Weber estimated property taxes for a $165,000 home nearby would go down by $68 a year if the TIF didn't exist but the related development had happened anyway.
"It has (a) minimized impact on the taxpayer," said Weber of the TIF. "Other factors are more significantly causing this upward trend" in local property tax rates since 2003.
Council member Chemberly Cummings said the presentation "is just showing how well we've done." She noted Normal has been honored as an example of how to revitalize a small downtown district.
"This is what cities across the country are doing today," she said. "It hurts when we turn our nose up (at it) to spite our face. ... We are making sound decisions."
The council's newest members, Stan Nord and Smith, voted against the brewpub deal after questioning why it's necessary to incentivize a business to use highly desirable retail space in uptown.
"If it's such a success, taxpayers should not need to continue ... giving things away for businesses coming into uptown," said Nord. "I just don't see the net gain for the taxpayers in this investment."

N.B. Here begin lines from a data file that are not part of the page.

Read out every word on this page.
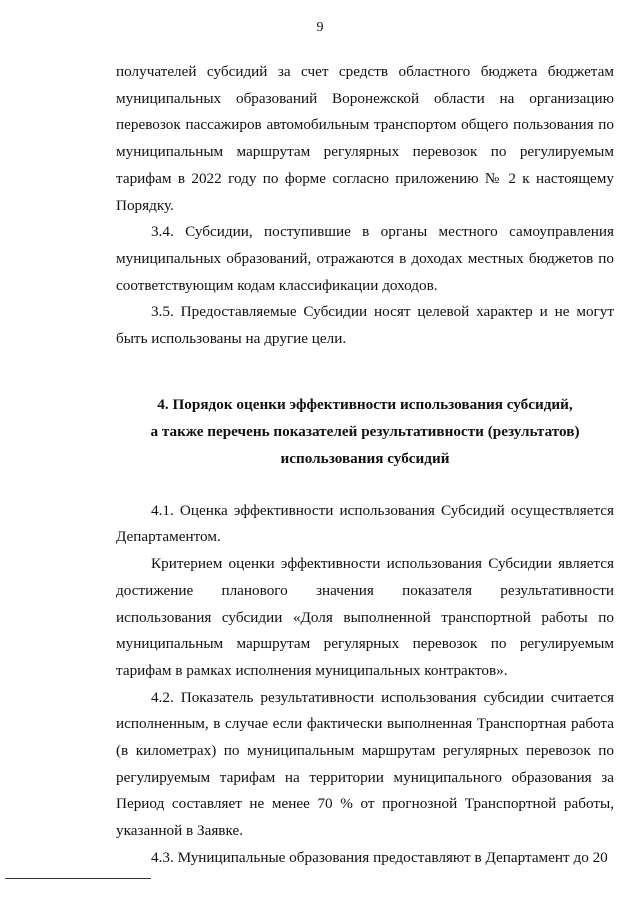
9

получателей субсидий за счет средств областного бюджета бюджетам муниципальных образований Воронежской области на организацию перевозок пассажиров автомобильным транспортом общего пользования по муниципальным маршрутам регулярных перевозок по регулируемым тарифам в 2022 году по форме согласно приложению № 2 к настоящему Порядку.

3.4. Субсидии, поступившие в органы местного самоуправления муниципальных образований, отражаются в доходах местных бюджетов по соответствующим кодам классификации доходов.

3.5. Предоставляемые Субсидии носят целевой характер и не могут быть использованы на другие цели.

4. Порядок оценки эффективности использования субсидий,
а также перечень показателей результативности (результатов)
использования субсидий

4.1. Оценка эффективности использования Субсидий осуществляется Департаментом.

Критерием оценки эффективности использования Субсидии является достижение планового значения показателя результативности использования субсидии «Доля выполненной транспортной работы по муниципальным маршрутам регулярных перевозок по регулируемым тарифам в рамках исполнения муниципальных контрактов».

4.2. Показатель результативности использования субсидии считается исполненным, в случае если фактически выполненная Транспортная работа (в километрах) по муниципальным маршрутам регулярных перевозок по регулируемым тарифам на территории муниципального образования за Период составляет не менее 70 % от прогнозной Транспортной работы, указанной в Заявке.

4.3. Муниципальные образования предоставляют в Департамент до 20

Council member Kevin McCarthy responded the owners, Ryan and Steve Fiala, are risking $1.6 million on the project at at 127 E. Beaufort St. knowing the business needs to succeed before it gets any money back, and it could increase future sales and property tax proceeds for the municipality.
"The definition of great economic development (is to) bring money from outside your community into your community," he said, adding the brewpub will do that. "Craft beer is big business in the United States, and it's growing."
Nord responded that the business may not bring in additional visitors from outside the area, however.
"All we're doing is redistributing market share" currently going to other local businesses, he said.